Thanks fattyre, that's the answer I was lookin' for. So is this space larger on a 20'' frame? Since the head tube is longer (by how much?) does it take a different fork? Thanks again.


----------



## digger (Aug 25, 2018)

bobcycles said:


> 18" are sexiest!



I agree!


----------



## 2jakes (Aug 26, 2018)

fattyre said:


> I really don't think any of these bikes were made with exact uniform geometry.   As long as the rake of the fork, head tube angle & wheelbase are similar, the rest just follows.

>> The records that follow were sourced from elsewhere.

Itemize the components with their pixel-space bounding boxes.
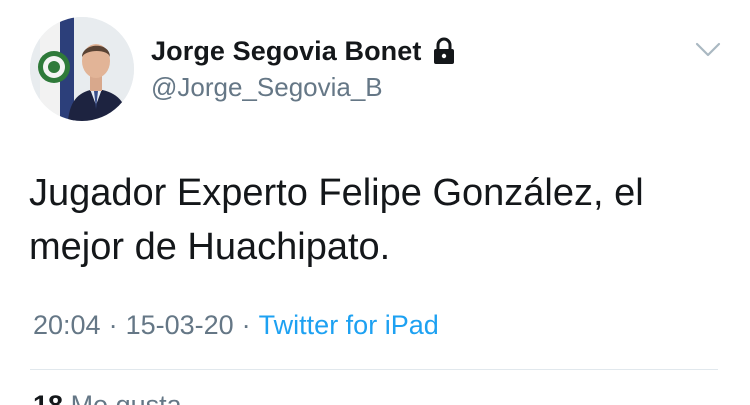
likes-count: 18	[33, 390, 64, 405]
avatar-image	[30, 17, 134, 121]
lock-icon	[431, 37, 457, 65]
tweet-meta: 20:04 · 15-03-20 · Twitter for iPad	[33, 310, 439, 341]
tweet-stats[interactable]: 18 Me gusta	[33, 390, 182, 405]
tweet-text: Jugador Experto Felipe González, el mejo…	[29, 172, 644, 268]
chevron-down-icon[interactable]	[693, 37, 723, 61]
user-handle[interactable]: @Jorge_Segovia_B	[151, 72, 383, 103]
meta-separator: ·	[108, 310, 118, 340]
name-row: Jorge Segovia Bonet	[151, 34, 457, 68]
tweet-card: Jorge Segovia Bonet @Jorge_Segovia_B Jug…	[0, 0, 750, 405]
tweet-source-link[interactable]: Twitter for iPad	[259, 310, 439, 341]
meta-separator: ·	[241, 310, 251, 340]
likes-label: Me gusta	[70, 390, 182, 405]
tweet-date: 15-03-20	[125, 310, 234, 340]
display-name[interactable]: Jorge Segovia Bonet	[151, 36, 421, 67]
tweet-time: 20:04	[33, 310, 101, 340]
divider	[30, 369, 718, 370]
avatar[interactable]	[30, 17, 134, 121]
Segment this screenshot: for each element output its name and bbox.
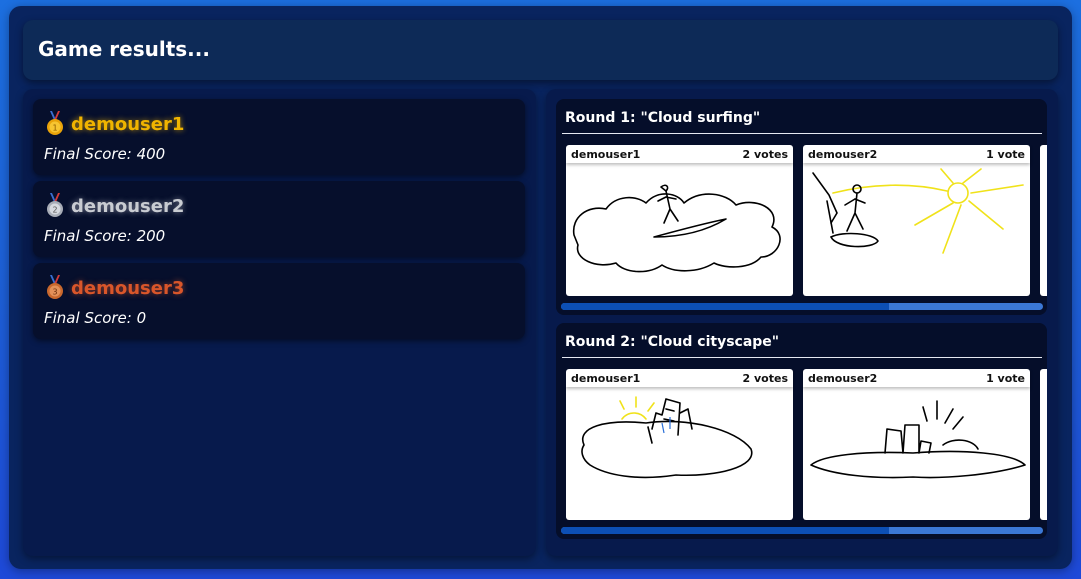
round-title: Round 2: "Cloud cityscape" xyxy=(565,334,780,350)
progress-fill xyxy=(561,303,889,310)
page-title: Game results... xyxy=(38,37,210,61)
vote-count: 2 votes xyxy=(742,372,788,385)
vote-count: 2 votes xyxy=(742,148,788,161)
player-name: demouser3 xyxy=(71,277,185,299)
player-score-card: 1 demouser1 Final Score: 400 xyxy=(33,99,525,175)
vote-count: 1 vote xyxy=(986,372,1025,385)
drawing-author: demouser2 xyxy=(808,372,878,385)
cloud-cityscape-drawing xyxy=(810,400,1026,479)
divider xyxy=(562,133,1042,134)
cloud-cityscape-drawing xyxy=(581,396,753,479)
drawing-card[interactable] xyxy=(1040,145,1047,296)
carousel-progress xyxy=(561,527,1043,534)
player-score-card: 2 demouser2 Final Score: 200 xyxy=(33,181,525,257)
drawing-card[interactable]: demouser2 1 vote xyxy=(803,145,1030,296)
drawing-card[interactable]: demouser1 2 votes xyxy=(566,369,793,520)
final-score: Final Score: 400 xyxy=(44,145,166,163)
cloud-surfing-drawing xyxy=(812,168,1024,254)
round-section: Round 2: "Cloud cityscape" demouser1 2 v… xyxy=(556,323,1047,539)
player-name: demouser2 xyxy=(71,195,185,217)
svg-text:2: 2 xyxy=(52,206,57,215)
round-section: Round 1: "Cloud surfing" demouser1 2 vot… xyxy=(556,99,1047,315)
drawing-author: demouser1 xyxy=(571,148,641,161)
drawing-card[interactable] xyxy=(1040,369,1047,520)
bronze-medal-icon: 3 xyxy=(47,275,63,299)
final-score: Final Score: 0 xyxy=(44,309,147,327)
drawing-author: demouser2 xyxy=(808,148,878,161)
player-name: demouser1 xyxy=(71,113,185,135)
carousel-progress xyxy=(561,303,1043,310)
vote-count: 1 vote xyxy=(986,148,1025,161)
rounds-panel[interactable]: Round 1: "Cloud surfing" demouser1 2 vot… xyxy=(546,89,1058,556)
drawings-carousel[interactable]: demouser1 2 votes demouser2 1 vote xyxy=(566,145,1047,297)
svg-text:3: 3 xyxy=(52,288,57,297)
drawing-author: demouser1 xyxy=(571,372,641,385)
drawings-carousel[interactable]: demouser1 2 votes demouser2 1 vote xyxy=(566,369,1047,521)
leaderboard-panel: 1 demouser1 Final Score: 400 2 demouser2… xyxy=(23,89,536,556)
divider xyxy=(562,357,1042,358)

This is also true with the pin-striping on the frames which were done by hand by different people at Chicago factory
 over the years.
I own several Schwinn phantoms from different years and each one is slightly different.
There have been many heated adult discussions as to what is the correct application or location.
But for the kids back then...it really was no big deal. I know for myself I was just happy to receive 
a bike for Christmas. (X-53 Western Flyer Super Deluxe in the carton for around $59.99 plus tax.)


----------



## fattyre (Aug 26, 2018)

digger said:


> Thanks fattyre, that's the answer I was lookin' for. So is this space larger on a 20'' frame? Since the head tube is longer (by how much?) does it take a different fork? Thanks again./QUOTE]
> 
> 
> Head tubes are 6 inch and steerer tubes are 7 1/8 on 20 inch frames.  Truss rods are longer too.  And even longer truss rods for locking forks.
> ...


----------



## fattyre (Aug 26, 2018)

Head tubes are 6 inch and steerer tubes are 7 1/8 on 20 inch frames. Truss rods are longer too. And even longer truss rods for locking forks.
Also note on 20 inch frames where the lower tube intersects near the head tube.

From the top of the BB shell to the bottom of the straight bar is about 14 inches measured along the seat post on this bike:

1941 whatever model it is. Similar frame to the one you pictured with the curved down tube.


----------



## digger (Aug 26, 2018)

Thanks fattyre, that info helps. I appreciate it.


----------